As Euthyphro might have put it: Their behavior was not pleasing
to Him. This time the definition of morality as what pleases the gods worked,
because, unlike the religion of ancient Greece, with its multiple gods having
disparate and conflicting desires, monotheism postulates only one God. So
rightness is simply whatever pleases Yahweh, and wrongness whatever displeases
Him.
We can see, in fact, why God would be doubly
displeased. For not only had Adam and Eve disobeyed Him, but … they found
Him out. Rather like Dorothy looking behind the curtain of the Wizard of
Oz. For now they knew that God did not rule by justice, or even by the love of
a father, but by power alone. His commandments were simply whim (or something
equally arbitrary, like personality) and domination. God had to evict all of us
forever from His Garden because … He was ashamed. No fig leaf for God.
It was His Garden, in which He wanted to be able to walk around unencumbered;
so it was we who had to leave.
Now what? There we were, on our own.

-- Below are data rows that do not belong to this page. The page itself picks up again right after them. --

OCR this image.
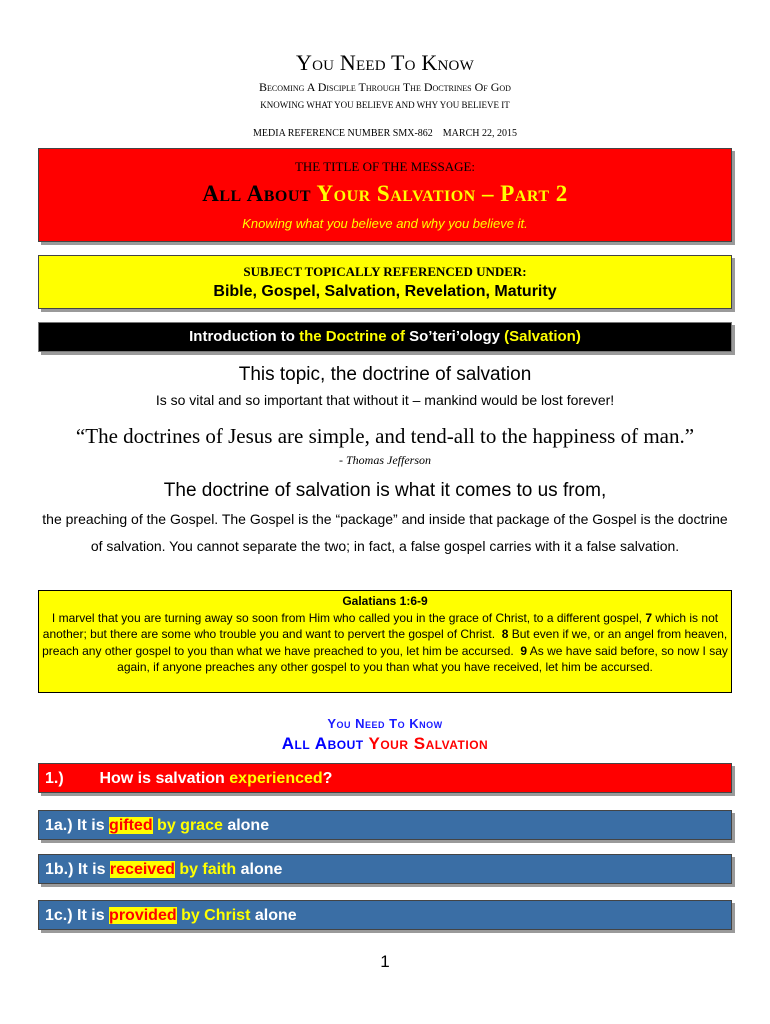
You Need To Know
Becoming A Disciple Through The Doctrines Of God
KNOWING WHAT YOU BELIEVE AND WHY YOU BELIEVE IT
MEDIA REFERENCE NUMBER SMX-862 MARCH 22, 2015
THE TITLE OF THE MESSAGE:
All About Your Salvation – Part 2
Knowing what you believe and why you believe it.
SUBJECT TOPICALLY REFERENCED UNDER:
Bible, Gospel, Salvation, Revelation, Maturity
Introduction to the Doctrine of So’teri’ology (Salvation)
This topic, the doctrine of salvation
Is so vital and so important that without it – mankind would be lost forever!
“The doctrines of Jesus are simple, and tend-all to the happiness of man.”
- Thomas Jefferson
The doctrine of salvation is what it comes to us from,
the preaching of the Gospel. The Gospel is the “package” and inside that package of the Gospel is the doctrine of salvation. You cannot separate the two; in fact, a false gospel carries with it a false salvation.
Galatians 1:6-9
I marvel that you are turning away so soon from Him who called you in the grace of Christ, to a different gospel, 7 which is not another; but there are some who trouble you and want to pervert the gospel of Christ. 8 But even if we, or an angel from heaven, preach any other gospel to you than what we have preached to you, let him be accursed. 9 As we have said before, so now I say again, if anyone preaches any other gospel to you than what you have received, let him be accursed.
You Need To Know
All About Your Salvation
1.) How is salvation experienced?
1a.) It is gifted by grace alone
1b.) It is received by faith alone
1c.) It is provided by Christ alone
1
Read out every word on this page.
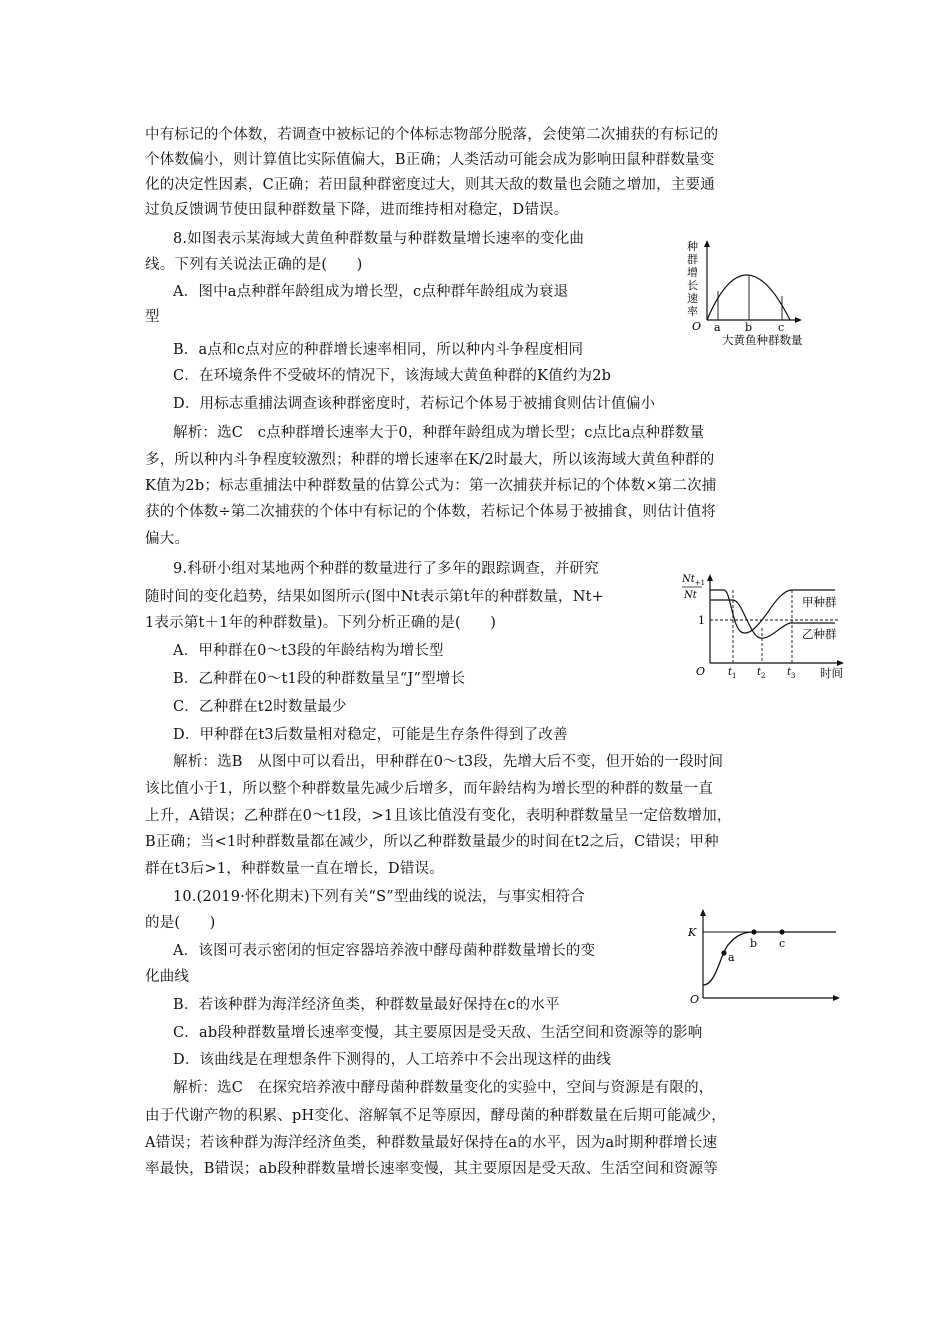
中有标记的个体数，若调查中被标记的个体标志物部分脱落，会使第二次捕获的有标记的
个体数偏小，则计算值比实际值偏大，B正确；人类活动可能会成为影响田鼠种群数量变
化的决定性因素，C正确；若田鼠种群密度过大，则其天敌的数量也会随之增加，主要通
过负反馈调节使田鼠种群数量下降，进而维持相对稳定，D错误。
8.如图表示某海域大黄鱼种群数量与种群数量增长速率的变化曲
线。下列有关说法正确的是(　　)
A．图中a点种群年龄组成为增长型，c点种群年龄组成为衰退
型
B．a点和c点对应的种群增长速率相同，所以种内斗争程度相同
C．在环境条件不受破坏的情况下，该海域大黄鱼种群的K值约为2b
D．用标志重捕法调查该种群密度时，若标记个体易于被捕食则估计值偏小
解析：选C　c点种群增长速率大于0，种群年龄组成为增长型；c点比a点种群数量
多，所以种内斗争程度较激烈；种群的增长速率在K/2时最大，所以该海域大黄鱼种群的
K值为2b；标志重捕法中种群数量的估算公式为：第一次捕获并标记的个体数×第二次捕
获的个体数÷第二次捕获的个体中有标记的个体数，若标记个体易于被捕食，则估计值将
偏大。
9.科研小组对某地两个种群的数量进行了多年的跟踪调查，并研究
随时间的变化趋势，结果如图所示(图中Nt表示第t年的种群数量，Nt+
1表示第t＋1年的种群数量)。下列分析正确的是(　　)
A．甲种群在0～t3段的年龄结构为增长型
B．乙种群在0～t1段的种群数量呈“J”型增长
C．乙种群在t2时数量最少
D．甲种群在t3后数量相对稳定，可能是生存条件得到了改善
解析：选B　从图中可以看出，甲种群在0～t3段，先增大后不变，但开始的一段时间
该比值小于1，所以整个种群数量先减少后增多，而年龄结构为增长型的种群的数量一直
上升，A错误；乙种群在0～t1段，>1且该比值没有变化，表明种群数量呈一定倍数增加，
B正确；当<1时种群数量都在减少，所以乙种群数量最少的时间在t2之后，C错误；甲种
群在t3后>1，种群数量一直在增长，D错误。
10.(2019·怀化期末)下列有关“S”型曲线的说法，与事实相符合
的是(　　)
A．该图可表示密闭的恒定容器培养液中酵母菌种群数量增长的变
化曲线
B．若该种群为海洋经济鱼类，种群数量最好保持在c的水平
C．ab段种群数量增长速率变慢，其主要原因是受天敌、生活空间和资源等的影响
D．该曲线是在理想条件下测得的，人工培养中不会出现这样的曲线
解析：选C　在探究培养液中酵母菌种群数量变化的实验中，空间与资源是有限的，
由于代谢产物的积累、pH变化、溶解氧不足等原因，酵母菌的种群数量在后期可能减少，
A错误；若该种群为海洋经济鱼类，种群数量最好保持在a的水平，因为a时期种群增长速
率最快，B错误；ab段种群数量增长速率变慢，其主要原因是受天敌、生活空间和资源等
种
群
增
长
速
率
O a b c
大黄鱼种群数量
$Nt_{+1}$
Nt
1
O $t_1$ $t_2$ $t_3$ 时间
甲种群
乙种群
K
O
a
b c
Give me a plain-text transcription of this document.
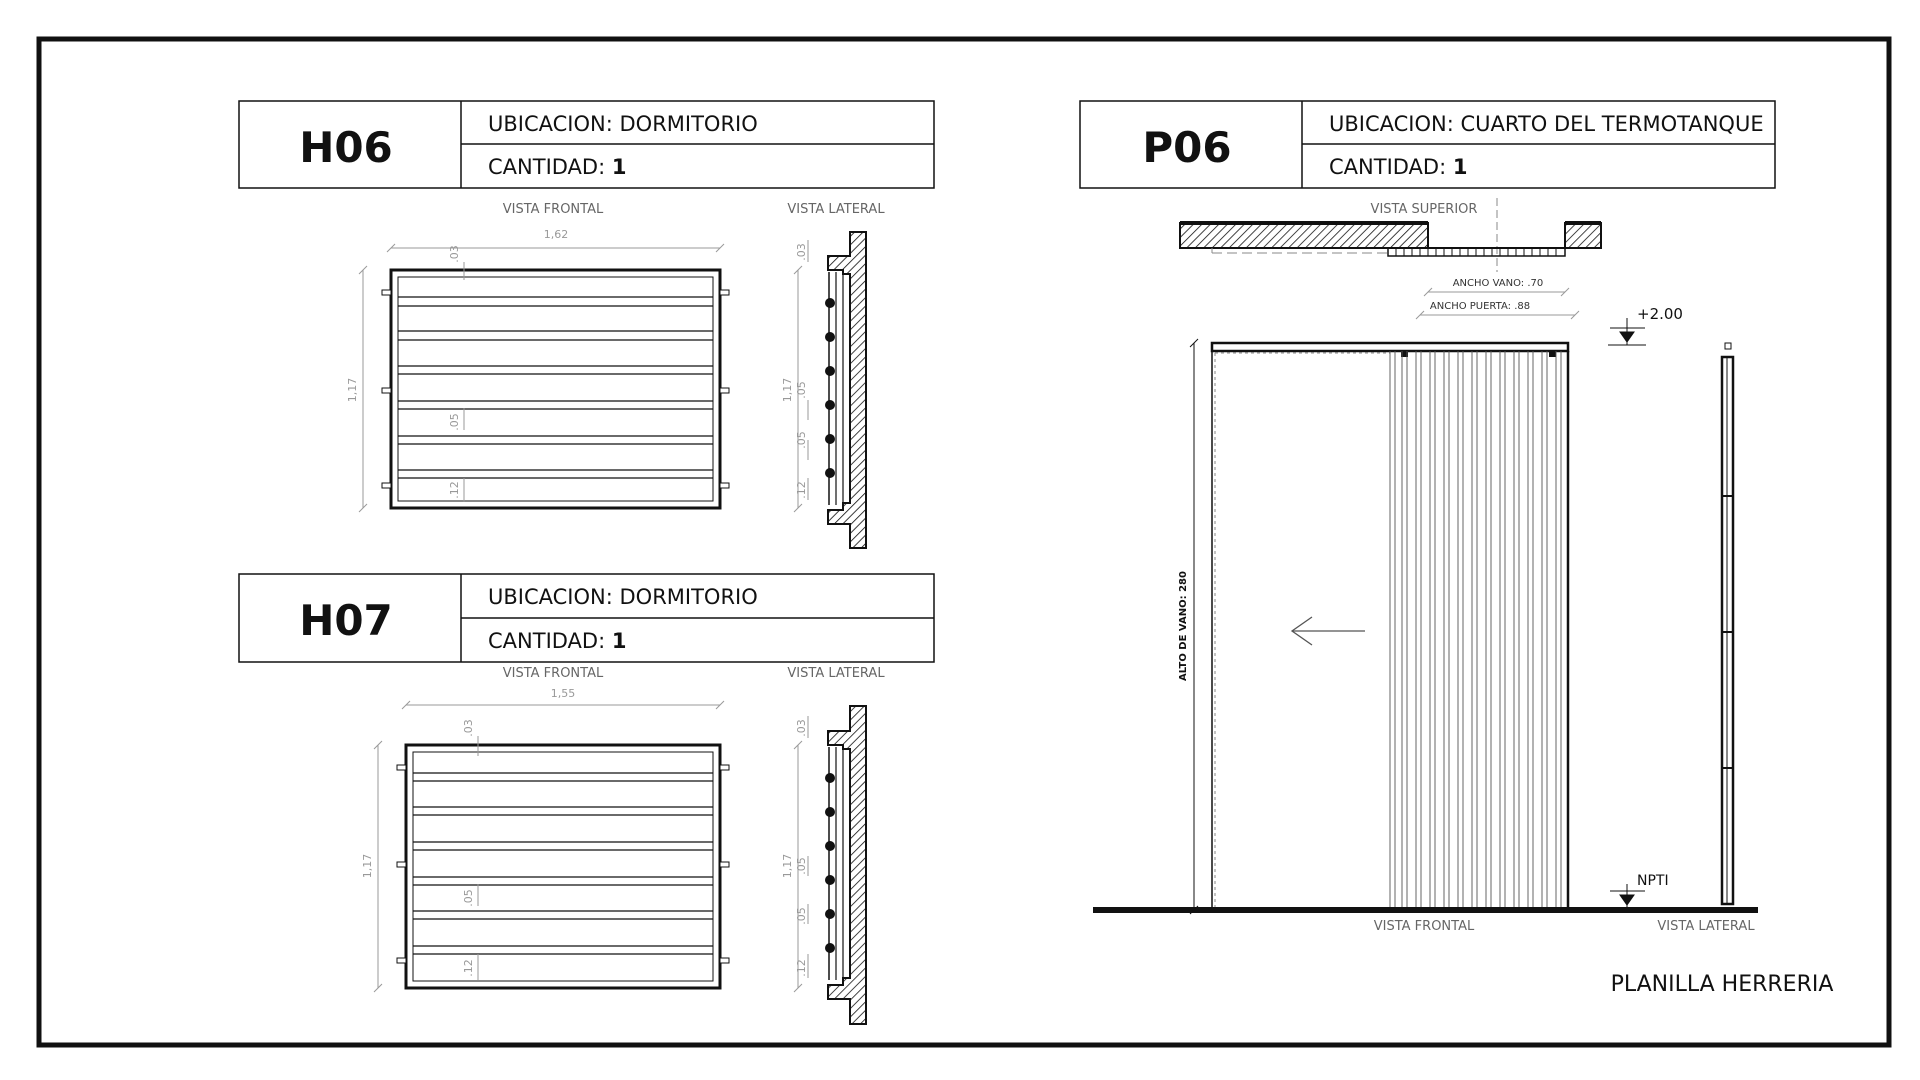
H06	UBICACION: DORMITORIO
CANTIDAD: 1
VISTA FRONTAL	VISTA LATERAL
1,62
1,17
.03
.05
.12
1,17
.03
.05
.05
.12
H07	UBICACION: DORMITORIO
CANTIDAD: 1
VISTA FRONTAL	VISTA LATERAL
1,55
1,17
.03
.05
.12
1,17
.03
.05
.05
.12
P06	UBICACION: CUARTO DEL TERMOTANQUE
CANTIDAD: 1
VISTA SUPERIOR
ANCHO VANO: .70
ANCHO PUERTA: .88
ALTO DE VANO: 280
+2.00
NPTI
VISTA FRONTAL	VISTA LATERAL
PLANILLA HERRERIA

But, as the serpent
foretold, we had become “as gods,” for we knew all about good and evil (and
even about God, or His goodness). Having seen through the charade and
possessing this profound understanding, once evicted from Eden, humans could
fall back on themselves to create
human morality in the image of God’s, based simply on our desires and our
power. So we hate and condemn and punish those who transgress our commands, who disobey us.
But, more, like God we also have (but only to some degree, again like God) the
power to dupe others (or even
ourselves!) into thinking that morality has some objective basis: that what we
like is right, and what we don’t like
is wrong.
But because we
humans are a multiplicity, unlike the one God, we were back to the situation of
the Greek gods and the Euthyphro problem: different people have different
desires, hence different moralities. Each person or group of persons, like God,
wants its preferences to be considered the right ones. The bogy of relativism is
brandished as assuring that there must be One Right Way. But none of us can
prove that our way is that one right way.
And now, having once again eaten of the tree, we know why: There is no one right way; there are only competing interests and power plays. This is the Second Fall.